HP OpenVMS Systems Documentation

Content starts here HP TCP/IP Services for OpenVMS

HP TCP/IP Services for OpenVMS
Guide to IPv6


Previous Contents Index


inet6_rth_space()

Returns the number of bytes required for an IPv6 routing header.


Format

#include <ip6.h>

size_t inet6_rth_space ( int type, int segments );


Arguments

type

Specifies the type of routing header. The valid value is IPV6_RTHDR_TYPE_0 for IPv6 routing header type 0.

segments

Specifies the number of segments or addresses that are to be included in the routing header. The valid value is from 0 to 127, inclusive.


Description

The inet6_rth_space() function determines the amount of space, in bytes, required for a routing header. Although the function returns the amount of space required, it does not allocate buffer space. This enables the application to allocate a larger buffer.
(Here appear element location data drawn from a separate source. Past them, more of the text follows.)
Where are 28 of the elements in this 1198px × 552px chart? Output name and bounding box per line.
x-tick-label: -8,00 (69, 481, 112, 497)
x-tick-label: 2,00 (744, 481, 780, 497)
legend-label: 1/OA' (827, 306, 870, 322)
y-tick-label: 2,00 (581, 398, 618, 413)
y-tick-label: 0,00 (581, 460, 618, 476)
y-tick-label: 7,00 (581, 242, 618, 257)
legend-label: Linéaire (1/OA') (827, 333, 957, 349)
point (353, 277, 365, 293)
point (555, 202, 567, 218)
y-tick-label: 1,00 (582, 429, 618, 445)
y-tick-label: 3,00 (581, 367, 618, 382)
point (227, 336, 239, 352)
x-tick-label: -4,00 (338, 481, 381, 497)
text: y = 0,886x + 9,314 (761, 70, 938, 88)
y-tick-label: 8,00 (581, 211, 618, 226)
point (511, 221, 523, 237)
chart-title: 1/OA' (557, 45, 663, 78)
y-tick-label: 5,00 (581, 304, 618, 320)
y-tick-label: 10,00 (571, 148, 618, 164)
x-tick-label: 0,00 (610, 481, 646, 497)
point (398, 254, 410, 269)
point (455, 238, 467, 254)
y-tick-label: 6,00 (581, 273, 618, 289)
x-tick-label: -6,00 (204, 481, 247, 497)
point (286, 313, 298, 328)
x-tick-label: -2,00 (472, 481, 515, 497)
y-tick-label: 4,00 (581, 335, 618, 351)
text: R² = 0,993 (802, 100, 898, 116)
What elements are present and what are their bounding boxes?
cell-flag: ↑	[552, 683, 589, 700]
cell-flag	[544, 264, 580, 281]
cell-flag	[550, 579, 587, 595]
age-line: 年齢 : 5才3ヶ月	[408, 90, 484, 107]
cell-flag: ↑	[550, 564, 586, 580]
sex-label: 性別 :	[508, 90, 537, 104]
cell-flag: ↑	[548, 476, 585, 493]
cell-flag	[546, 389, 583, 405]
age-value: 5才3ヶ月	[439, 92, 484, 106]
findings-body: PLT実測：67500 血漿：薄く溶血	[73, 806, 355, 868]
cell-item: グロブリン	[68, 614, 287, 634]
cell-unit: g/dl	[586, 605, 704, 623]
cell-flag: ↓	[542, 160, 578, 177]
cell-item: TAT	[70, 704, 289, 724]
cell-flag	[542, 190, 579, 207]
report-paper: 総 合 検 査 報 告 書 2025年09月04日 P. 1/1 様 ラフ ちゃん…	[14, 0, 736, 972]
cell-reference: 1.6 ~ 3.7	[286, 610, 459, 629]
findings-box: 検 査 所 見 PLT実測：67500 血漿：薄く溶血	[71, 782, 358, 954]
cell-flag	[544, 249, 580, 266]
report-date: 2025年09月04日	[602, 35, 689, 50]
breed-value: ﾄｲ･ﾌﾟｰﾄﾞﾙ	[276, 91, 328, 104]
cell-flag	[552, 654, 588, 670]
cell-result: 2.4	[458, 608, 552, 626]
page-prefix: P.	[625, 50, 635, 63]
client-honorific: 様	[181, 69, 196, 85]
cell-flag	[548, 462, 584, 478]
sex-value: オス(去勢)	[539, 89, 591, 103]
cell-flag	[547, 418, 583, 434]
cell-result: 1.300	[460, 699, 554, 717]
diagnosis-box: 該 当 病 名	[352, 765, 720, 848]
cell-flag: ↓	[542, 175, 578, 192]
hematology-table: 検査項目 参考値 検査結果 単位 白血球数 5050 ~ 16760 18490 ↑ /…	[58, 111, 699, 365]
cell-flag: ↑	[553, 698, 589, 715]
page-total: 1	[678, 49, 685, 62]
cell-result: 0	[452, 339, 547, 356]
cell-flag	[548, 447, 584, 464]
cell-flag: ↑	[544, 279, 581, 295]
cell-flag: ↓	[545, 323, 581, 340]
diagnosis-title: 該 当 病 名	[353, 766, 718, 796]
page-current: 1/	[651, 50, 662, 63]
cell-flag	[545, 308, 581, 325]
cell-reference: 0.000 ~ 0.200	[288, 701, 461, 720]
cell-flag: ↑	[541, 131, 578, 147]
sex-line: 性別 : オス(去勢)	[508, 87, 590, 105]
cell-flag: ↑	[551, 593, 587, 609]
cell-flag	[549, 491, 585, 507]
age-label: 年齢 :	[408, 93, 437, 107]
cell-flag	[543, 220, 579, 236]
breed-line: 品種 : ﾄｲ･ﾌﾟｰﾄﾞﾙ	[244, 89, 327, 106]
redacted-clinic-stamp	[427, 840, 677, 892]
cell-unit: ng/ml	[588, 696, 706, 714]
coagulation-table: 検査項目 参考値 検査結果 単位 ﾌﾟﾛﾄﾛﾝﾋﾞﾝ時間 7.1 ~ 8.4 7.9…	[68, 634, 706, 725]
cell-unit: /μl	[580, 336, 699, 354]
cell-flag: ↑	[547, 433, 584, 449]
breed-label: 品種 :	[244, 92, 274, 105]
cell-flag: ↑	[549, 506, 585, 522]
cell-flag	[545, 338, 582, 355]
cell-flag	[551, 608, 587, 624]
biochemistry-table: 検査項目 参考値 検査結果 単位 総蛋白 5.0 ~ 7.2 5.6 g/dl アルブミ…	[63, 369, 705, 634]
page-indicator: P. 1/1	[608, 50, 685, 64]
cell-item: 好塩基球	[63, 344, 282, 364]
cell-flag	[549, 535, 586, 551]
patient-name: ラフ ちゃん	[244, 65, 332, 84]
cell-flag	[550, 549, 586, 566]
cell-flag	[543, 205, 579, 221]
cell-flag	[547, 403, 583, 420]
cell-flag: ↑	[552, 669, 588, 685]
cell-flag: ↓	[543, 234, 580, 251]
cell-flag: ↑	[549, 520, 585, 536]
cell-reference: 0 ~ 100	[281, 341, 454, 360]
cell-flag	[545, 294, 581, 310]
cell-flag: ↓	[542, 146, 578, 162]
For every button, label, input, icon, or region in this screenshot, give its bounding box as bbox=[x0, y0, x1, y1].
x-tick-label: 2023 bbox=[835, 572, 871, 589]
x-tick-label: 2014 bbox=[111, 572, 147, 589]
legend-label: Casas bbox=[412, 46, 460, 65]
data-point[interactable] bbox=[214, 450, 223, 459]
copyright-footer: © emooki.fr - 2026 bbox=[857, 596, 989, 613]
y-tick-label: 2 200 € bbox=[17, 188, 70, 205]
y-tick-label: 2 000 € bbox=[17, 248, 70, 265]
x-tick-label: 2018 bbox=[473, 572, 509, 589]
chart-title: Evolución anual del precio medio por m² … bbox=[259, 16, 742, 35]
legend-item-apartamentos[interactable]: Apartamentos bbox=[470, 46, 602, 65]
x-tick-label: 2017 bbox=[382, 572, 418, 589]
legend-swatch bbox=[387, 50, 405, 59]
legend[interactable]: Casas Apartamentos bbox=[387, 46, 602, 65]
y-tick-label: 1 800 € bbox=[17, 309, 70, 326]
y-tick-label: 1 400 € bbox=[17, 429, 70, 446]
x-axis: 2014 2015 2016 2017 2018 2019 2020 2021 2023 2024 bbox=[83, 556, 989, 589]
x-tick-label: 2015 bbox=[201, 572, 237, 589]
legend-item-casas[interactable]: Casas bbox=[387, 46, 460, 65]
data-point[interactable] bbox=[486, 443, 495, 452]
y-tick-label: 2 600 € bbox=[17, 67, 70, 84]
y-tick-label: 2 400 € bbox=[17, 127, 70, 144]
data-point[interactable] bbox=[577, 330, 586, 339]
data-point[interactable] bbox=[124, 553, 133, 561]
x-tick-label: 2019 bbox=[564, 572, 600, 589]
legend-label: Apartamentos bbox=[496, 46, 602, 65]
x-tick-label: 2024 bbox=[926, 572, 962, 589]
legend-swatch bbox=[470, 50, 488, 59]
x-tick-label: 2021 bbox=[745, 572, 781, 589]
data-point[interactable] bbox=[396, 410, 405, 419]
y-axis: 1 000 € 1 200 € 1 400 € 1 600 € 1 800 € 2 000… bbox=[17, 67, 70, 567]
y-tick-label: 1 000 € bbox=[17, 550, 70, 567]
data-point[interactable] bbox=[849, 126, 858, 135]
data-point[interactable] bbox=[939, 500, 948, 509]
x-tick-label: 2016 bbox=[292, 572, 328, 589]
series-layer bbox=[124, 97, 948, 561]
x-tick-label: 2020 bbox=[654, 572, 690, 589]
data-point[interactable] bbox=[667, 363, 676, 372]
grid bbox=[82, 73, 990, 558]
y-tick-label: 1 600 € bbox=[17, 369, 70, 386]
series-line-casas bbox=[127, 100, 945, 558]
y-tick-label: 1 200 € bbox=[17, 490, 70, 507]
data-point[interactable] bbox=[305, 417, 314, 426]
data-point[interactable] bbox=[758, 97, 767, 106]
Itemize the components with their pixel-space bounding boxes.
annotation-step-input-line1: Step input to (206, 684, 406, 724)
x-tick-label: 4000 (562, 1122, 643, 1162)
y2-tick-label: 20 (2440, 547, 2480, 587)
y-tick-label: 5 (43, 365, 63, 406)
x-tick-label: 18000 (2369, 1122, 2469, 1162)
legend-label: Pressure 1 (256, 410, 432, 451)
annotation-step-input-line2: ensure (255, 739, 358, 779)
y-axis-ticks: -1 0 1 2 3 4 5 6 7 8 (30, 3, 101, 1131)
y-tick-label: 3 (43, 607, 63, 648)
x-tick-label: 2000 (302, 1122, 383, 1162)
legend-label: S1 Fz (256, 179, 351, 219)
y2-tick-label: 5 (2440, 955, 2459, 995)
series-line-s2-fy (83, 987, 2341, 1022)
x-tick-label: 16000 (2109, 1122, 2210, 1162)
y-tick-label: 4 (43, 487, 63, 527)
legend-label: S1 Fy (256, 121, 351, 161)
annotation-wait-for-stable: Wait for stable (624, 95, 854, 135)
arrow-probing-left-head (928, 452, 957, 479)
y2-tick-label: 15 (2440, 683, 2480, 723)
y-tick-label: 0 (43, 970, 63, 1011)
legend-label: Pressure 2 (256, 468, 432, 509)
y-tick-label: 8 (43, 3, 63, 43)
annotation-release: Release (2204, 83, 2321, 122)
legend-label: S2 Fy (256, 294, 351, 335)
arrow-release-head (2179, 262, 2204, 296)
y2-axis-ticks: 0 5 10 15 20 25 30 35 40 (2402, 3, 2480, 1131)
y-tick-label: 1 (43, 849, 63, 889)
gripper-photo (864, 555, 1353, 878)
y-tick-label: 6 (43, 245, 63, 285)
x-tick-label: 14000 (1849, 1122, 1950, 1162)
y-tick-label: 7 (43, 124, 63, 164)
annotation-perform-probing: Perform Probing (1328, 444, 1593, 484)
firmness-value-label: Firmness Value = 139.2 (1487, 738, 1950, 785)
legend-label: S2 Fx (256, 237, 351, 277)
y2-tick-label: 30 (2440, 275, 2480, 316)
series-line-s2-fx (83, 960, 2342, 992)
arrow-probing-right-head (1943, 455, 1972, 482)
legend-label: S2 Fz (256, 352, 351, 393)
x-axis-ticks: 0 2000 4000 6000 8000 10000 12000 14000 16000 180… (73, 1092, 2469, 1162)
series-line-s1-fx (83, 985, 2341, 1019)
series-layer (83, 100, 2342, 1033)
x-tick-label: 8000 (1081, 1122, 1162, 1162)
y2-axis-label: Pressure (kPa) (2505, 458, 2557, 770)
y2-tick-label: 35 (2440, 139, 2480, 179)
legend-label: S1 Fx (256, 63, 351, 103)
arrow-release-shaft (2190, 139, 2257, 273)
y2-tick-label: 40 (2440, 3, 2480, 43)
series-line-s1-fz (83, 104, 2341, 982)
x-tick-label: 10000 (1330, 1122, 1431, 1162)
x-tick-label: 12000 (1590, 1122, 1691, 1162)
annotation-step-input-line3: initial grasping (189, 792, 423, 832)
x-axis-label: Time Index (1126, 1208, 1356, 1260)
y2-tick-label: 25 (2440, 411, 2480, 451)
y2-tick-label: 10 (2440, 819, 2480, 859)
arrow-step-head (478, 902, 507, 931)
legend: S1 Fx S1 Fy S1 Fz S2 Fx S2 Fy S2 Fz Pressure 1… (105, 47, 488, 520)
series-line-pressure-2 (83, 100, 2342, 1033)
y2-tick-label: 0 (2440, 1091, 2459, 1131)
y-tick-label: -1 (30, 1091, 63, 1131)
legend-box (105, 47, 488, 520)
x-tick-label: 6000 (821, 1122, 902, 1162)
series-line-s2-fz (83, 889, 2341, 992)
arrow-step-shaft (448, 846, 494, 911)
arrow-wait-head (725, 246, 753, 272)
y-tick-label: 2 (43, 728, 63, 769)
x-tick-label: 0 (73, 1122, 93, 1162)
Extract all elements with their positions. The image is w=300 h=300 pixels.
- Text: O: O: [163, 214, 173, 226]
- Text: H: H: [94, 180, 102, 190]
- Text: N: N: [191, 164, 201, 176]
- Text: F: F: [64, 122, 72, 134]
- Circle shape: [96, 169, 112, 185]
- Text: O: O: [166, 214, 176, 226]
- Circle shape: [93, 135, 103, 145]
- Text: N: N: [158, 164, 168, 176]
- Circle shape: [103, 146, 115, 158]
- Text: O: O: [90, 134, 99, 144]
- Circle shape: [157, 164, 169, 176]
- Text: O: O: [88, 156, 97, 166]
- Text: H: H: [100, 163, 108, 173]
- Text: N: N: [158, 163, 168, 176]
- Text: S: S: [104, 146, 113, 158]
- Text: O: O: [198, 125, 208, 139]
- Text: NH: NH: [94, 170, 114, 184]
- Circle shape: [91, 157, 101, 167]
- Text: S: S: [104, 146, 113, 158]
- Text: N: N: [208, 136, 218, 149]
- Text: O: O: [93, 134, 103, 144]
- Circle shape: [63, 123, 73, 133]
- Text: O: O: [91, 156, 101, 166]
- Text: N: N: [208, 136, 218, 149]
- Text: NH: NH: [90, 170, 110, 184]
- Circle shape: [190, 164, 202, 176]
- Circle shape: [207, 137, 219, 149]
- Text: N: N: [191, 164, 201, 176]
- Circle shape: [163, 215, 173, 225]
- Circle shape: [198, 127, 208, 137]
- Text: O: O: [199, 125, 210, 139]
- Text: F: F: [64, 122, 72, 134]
If the application uses ancillary data, it must pass the returned length to CMSG_LEN() to determine the amount of memory required for the ancillary data object, including the cmsghdr structure.

Note

If an application wants to send other ancillary data objects, it must specify them to sendmsg() as a single msg_control buffer.

Return Values

x Upon successful completion, the inet6_rth_space() function returns the length, in bytes, of the routing header and the specified number of segments.
0 (zero) Failure, if the type is not supported or the number of segments is invalid for the type of routing header

inet_ntop()

Converts a numeric address to a text string suitable for presentation.

Format

#include <inet.h>

const char *inet_ntop ( int af, const void *src, char *dst, size_t size );


Arguments

af

Specifies the address family. Valid values are AF_INET for an IPv4 address and AF_INET6 for an IPv6 address.

src

Points to a buffer that contains the numeric Internet address.

dst

Points to a buffer that is to contain the text string.

size

Specifies the size of the buffer pointed to by the dst parameter. For IPv4 addresses, the minimum buffer size is 16 octets; for IPv6 addresses, the minimum buffer size is 46 octets. The <in.h> header file defines the INET_ADDRSTRLEN and INET6_ADDRSTRLEN constants, respectively, for these values.


Description

The inet_ntop() function converts a numeric Internet address value to a text string.


Return Values

Pointer to the buffer containing the text string. Success
Pointer to the buffer containing NULL. Failure

inet_pton()

Converts an address in its standard text presentation form its numeric binary form, in network byte order.

Format

#include <inet.h>

int inet_pton ( int af, const char *src, void *dst );


Arguments

af

Specifies the address family. Valid values are AF_INET for an IPv4 address and AF_INET6 for an IPv6 address.

src

Points to the address text string to be converted.

dst

Points to a buffer that is to contain the numeric address.


Description

The inet_pton() function converts a text string to a numeric value in Internet network byte order.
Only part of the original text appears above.